Forward pricin/price lock-in
This strategy is quite versatile and besides reducing the cost of lumber buying, it also provides consistency which is a big deal among wholesalers and retailers. Forward pricing involves the buyer and the seller making a deal to have a specific commodity go at a certain market value in the future when the actual purchase takes place.
One of the most reputable lumber companies that offer forward pricing as a buying strategy is Sherwood Lumber. It can guarantee a forward price of up to 2 years which is way more than most lumber companies can offer. With this, both the wholesale buyers and retailers are able to draft a budget using a specific figure and stick with it. In such cases, the fluctuation and changes in prices do not affect the customer’s buying price at all.
How is this helpful?
Imagine you want to purchase siding lumber in the future. The current price of siding material is $7.5 per sq. ft. today. However, there are high chances of the price getting to $9.00 per sq. ft in the future. You can get into a forward contract with some of these reputable stores; Sherwood Lumber, for instance, to buy the commodity in the future at the $7.5 instead of $9.00. In so doing, you shall have locked the price at $7.5, and whether the price goes down or up, you as the buyer will only pay the agreed price, and the buyer will handle all the risks that arise.
This can be a good strategy, especially for the repeat buyers.

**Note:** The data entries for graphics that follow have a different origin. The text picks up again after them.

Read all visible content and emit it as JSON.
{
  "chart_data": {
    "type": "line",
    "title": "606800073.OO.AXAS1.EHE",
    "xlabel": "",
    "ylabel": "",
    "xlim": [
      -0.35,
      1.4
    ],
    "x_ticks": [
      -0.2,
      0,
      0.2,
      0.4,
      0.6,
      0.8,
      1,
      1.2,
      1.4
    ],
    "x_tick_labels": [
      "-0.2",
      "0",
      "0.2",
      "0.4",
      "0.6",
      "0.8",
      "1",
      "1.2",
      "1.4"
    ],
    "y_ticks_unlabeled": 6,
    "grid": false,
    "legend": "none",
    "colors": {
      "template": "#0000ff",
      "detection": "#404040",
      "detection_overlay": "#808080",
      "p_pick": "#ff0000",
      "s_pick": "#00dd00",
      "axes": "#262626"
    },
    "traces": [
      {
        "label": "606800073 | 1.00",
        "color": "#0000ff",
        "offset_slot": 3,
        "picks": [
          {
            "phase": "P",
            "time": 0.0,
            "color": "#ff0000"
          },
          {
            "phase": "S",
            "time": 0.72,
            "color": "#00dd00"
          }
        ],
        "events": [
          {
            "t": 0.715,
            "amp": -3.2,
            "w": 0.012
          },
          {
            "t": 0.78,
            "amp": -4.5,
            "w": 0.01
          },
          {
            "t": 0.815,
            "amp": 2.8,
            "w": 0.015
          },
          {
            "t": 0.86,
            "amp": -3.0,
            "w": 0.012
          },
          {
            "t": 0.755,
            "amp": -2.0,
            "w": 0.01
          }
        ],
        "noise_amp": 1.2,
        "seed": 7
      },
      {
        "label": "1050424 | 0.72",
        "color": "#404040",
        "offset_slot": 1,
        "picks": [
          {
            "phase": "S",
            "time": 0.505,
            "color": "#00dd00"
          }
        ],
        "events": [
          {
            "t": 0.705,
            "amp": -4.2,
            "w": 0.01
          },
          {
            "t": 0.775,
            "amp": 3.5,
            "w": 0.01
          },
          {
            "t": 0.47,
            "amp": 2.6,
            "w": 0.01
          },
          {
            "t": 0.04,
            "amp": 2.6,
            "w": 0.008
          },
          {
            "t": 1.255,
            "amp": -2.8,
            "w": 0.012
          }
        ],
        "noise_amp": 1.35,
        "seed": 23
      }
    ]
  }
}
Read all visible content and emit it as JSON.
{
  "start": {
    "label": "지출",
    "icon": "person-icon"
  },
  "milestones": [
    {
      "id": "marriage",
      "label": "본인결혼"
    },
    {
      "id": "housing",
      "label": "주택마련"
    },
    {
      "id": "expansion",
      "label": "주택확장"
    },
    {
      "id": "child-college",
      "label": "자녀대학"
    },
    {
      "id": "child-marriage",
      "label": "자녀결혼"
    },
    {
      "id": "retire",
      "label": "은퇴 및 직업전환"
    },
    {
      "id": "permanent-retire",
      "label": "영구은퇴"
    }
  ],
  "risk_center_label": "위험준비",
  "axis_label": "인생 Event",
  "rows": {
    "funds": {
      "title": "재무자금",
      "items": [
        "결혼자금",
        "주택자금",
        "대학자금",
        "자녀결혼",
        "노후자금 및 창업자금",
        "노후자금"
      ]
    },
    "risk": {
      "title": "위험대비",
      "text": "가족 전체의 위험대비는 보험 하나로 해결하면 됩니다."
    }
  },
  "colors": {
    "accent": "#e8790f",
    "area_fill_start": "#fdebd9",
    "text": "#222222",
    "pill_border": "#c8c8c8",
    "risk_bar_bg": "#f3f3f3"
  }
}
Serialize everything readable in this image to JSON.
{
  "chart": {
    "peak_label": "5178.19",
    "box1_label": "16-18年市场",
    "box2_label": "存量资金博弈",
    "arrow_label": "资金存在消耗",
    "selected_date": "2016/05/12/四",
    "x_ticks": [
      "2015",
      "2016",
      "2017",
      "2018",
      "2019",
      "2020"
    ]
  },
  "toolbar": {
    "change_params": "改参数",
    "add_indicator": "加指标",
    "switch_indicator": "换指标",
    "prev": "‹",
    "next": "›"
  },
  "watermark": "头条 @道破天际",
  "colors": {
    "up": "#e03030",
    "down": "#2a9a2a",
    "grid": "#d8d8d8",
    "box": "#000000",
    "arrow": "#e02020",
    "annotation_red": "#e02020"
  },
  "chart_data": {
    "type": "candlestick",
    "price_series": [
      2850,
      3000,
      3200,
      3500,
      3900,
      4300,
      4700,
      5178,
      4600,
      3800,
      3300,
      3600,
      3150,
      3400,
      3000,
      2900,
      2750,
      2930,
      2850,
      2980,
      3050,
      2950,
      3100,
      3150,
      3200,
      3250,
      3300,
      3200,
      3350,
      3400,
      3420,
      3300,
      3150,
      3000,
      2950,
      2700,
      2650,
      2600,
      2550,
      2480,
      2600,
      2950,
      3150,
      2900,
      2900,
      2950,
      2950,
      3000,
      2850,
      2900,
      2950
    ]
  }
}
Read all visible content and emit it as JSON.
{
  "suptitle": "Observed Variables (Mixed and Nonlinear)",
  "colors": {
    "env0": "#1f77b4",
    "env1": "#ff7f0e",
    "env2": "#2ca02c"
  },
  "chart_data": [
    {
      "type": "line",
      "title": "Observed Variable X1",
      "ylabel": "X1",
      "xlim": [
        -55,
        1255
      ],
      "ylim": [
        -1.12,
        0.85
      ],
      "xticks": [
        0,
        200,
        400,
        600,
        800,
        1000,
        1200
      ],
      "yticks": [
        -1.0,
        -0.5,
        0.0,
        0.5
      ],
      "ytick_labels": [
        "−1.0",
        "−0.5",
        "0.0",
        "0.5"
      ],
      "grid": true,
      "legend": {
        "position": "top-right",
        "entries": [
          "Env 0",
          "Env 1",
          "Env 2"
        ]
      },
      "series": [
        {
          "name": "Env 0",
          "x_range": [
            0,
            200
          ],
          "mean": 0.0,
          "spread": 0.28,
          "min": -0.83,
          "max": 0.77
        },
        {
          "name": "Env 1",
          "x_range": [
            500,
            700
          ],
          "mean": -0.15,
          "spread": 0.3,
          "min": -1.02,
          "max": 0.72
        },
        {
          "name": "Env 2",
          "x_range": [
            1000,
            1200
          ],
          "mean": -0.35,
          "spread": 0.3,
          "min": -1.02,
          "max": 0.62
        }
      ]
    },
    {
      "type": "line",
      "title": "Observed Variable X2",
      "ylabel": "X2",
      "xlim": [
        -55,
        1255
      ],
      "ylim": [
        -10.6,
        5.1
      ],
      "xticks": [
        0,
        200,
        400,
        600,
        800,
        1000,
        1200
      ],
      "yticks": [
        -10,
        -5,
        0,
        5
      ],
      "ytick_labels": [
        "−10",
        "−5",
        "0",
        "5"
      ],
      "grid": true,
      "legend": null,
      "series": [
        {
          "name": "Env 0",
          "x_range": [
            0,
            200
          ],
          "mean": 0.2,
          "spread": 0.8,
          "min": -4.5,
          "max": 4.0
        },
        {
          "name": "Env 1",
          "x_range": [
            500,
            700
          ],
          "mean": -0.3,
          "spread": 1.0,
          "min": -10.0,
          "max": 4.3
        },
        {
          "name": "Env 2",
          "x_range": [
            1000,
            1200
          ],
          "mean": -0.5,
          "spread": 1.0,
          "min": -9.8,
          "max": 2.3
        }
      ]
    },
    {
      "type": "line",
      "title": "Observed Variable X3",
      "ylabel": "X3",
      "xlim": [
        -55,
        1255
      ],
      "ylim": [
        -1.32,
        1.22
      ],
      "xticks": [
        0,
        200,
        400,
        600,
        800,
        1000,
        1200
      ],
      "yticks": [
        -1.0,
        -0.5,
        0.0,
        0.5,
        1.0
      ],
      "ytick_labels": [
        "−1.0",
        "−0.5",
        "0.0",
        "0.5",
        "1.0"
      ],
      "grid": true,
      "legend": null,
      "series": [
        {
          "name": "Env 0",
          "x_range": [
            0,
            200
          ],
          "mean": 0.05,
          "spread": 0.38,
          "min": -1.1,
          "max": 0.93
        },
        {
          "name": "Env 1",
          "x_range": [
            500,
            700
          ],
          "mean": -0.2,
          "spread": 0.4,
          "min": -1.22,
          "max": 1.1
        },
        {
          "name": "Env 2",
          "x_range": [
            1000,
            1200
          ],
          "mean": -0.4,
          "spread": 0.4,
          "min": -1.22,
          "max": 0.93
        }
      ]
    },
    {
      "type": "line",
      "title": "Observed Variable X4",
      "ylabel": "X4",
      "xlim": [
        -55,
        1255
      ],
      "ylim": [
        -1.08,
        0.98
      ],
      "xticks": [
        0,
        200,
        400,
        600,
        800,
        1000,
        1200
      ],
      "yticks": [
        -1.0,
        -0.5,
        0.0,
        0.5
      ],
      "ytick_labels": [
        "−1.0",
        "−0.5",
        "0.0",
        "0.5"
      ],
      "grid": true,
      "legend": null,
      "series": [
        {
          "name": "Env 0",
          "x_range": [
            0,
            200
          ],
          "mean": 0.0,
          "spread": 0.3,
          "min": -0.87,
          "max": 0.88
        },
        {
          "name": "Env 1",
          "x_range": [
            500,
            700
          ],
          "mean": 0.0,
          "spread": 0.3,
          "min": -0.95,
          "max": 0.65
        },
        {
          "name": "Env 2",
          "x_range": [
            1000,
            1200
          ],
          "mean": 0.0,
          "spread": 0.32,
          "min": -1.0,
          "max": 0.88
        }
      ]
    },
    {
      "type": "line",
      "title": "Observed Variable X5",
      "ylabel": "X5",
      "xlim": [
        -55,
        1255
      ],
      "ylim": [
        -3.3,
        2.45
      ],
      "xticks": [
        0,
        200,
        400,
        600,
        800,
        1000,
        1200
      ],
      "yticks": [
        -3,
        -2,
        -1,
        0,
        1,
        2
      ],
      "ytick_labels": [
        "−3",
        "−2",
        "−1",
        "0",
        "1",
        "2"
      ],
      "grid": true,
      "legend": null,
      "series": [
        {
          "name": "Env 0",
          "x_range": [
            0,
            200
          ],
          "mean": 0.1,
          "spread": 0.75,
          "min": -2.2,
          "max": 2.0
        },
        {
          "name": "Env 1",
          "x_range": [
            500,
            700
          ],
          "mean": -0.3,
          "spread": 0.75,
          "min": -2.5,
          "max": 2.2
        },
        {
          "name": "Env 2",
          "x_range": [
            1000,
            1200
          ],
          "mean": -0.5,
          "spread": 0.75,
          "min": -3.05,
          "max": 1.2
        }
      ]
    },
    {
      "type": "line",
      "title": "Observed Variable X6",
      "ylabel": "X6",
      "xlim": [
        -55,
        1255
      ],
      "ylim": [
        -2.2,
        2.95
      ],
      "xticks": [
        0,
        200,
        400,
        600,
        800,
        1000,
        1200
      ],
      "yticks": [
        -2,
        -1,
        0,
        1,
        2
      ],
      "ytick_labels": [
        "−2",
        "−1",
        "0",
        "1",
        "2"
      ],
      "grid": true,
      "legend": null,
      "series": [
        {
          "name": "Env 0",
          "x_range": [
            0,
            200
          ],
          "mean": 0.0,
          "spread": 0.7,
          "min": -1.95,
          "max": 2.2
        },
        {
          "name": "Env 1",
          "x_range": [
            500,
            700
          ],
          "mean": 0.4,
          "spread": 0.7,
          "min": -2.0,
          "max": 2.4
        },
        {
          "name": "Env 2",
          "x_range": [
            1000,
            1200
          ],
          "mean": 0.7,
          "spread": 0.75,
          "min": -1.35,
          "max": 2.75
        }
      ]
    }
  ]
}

If you are a constant buyer of Doug-fir, for example, it is recommendable to lock-in the price so that you have consistency with your customers and even with your budget.
Buying cheaper substitutes
This is one of the most understandable and common ways of minimizing cost. As you make your purchases, whether for resale or for use on your house, it is important to compare different products that can perform the same task and offer good quality but are of a lower price range. For instance, Spruce Pine Fir (SPF) is said to be a little less expensive than Southern Yellow Pine. However, both of them give the same results of almost similar quality. Therefore, if you are working on a fixed budget, you might want to go with SPF instead of SYP.
On the contrary, the issue may not be in the product but where you are purchasing the product. This simply means you need to choose the right place to shop because different stores could be selling the same products at totally different prices.
Minimizing on wastage
Minimizing wastage is also among the 3 ways to minimize cost in lumber buying. However, it is not necessarily about how the contractor uses the materials. Instead, it is also about the kind of material you are using. A good example is in decking materials. Naturally, PVC decking options have fewer wastages compared to other materials. This makes the type of material you use a very vital factor for consideration.